The group included Dr. Cheri Larsen Hoeckley (an English professor), Dr. Chris Hoeckley (the director of the Gaede Institute and a Philosophy professor), Liz Robertson (Van Kampen resident director), and Dr. Cynthia Toms (a professor of kinesiology and global studies).
Dr. Toms began, saying the purpose of the seminar is to “move past news and tv rhetoric and choose a paradigm that would represent the faces and the stories of people directly caught in the situation [at the border].” During their trip, they were able to see first-hand the extremities of the hazardous journey taken by immigrants to get to the border, which often resulted in many missing or dead.
Robertson related one illustration of this harsh reality, describing how a man had “asked if we would be willing to spend our day searching for a missing teenager rather than sticking with our original plan of walking through the desert handing out water bottles. All of the sudden, what it truly meant to be a migrant in the desert was before us.”
In addition to the dangers of the journey to the border also came the risk of being caught and faced with jail time followed by deportation. Dr. Chris Hoeckley was able to witness the court trials of many groups of immigrants who had been caught trying to cross the border. He noticed that all of the immigrants in the courtroom were shackled. “I realized that I was participating in the very dehumanization that the court process encourages.”

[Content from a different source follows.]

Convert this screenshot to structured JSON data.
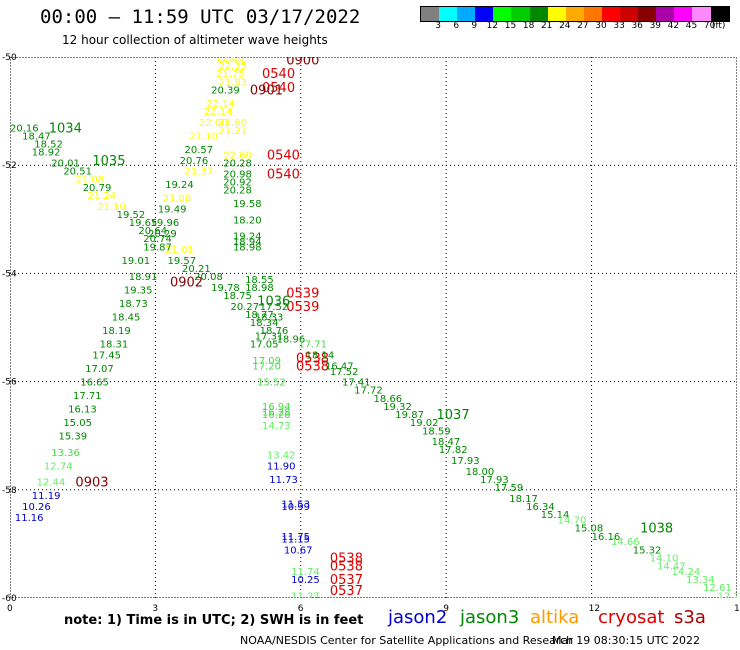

One individual who stood out to Dr. Hoeckley was a man named Mr. Contreras. “He had the full depth of human experience that I had, and more than that he is God’s beloved just as I am, and that in the end is what broke me.” Mr. Contreras was just one of the sixty men and women processed and found guilty amidst the first hour of Hoeckley sitting in during the hearings. Hoeckley concluded his story with a proposition, “With all of the policy discussions streamlined and available on the web, I hope you’ll learn more about them and ask, Is it effective and is it constitutional?”
Within the professors and faculty members’ experiences came close relationships built with immigrants. Dr. Cheri Hoeckley shared about her conversation with two 17 and 18-year-old boys she had met and the cruelty they experienced from border officials. When asked what they would like the professors to tell Americans about them, they said, “tell them that the border control doesn’t have to be so cruel to us. My friends and I ran out of water and were walking towards them, and one of them threw us on the ground and laughed at us. They didn’t have to do that.”
Dr. Toms concluded the discussion by drawing attention to the common understanding that U.S. immigration policies are “broken and in need of serious change.” She went on to say that we should look at immigration issues with a “faith-perspective,” seeing the hardships immigrants face as a “humanitarian issue.” We should be providing empathy, not division.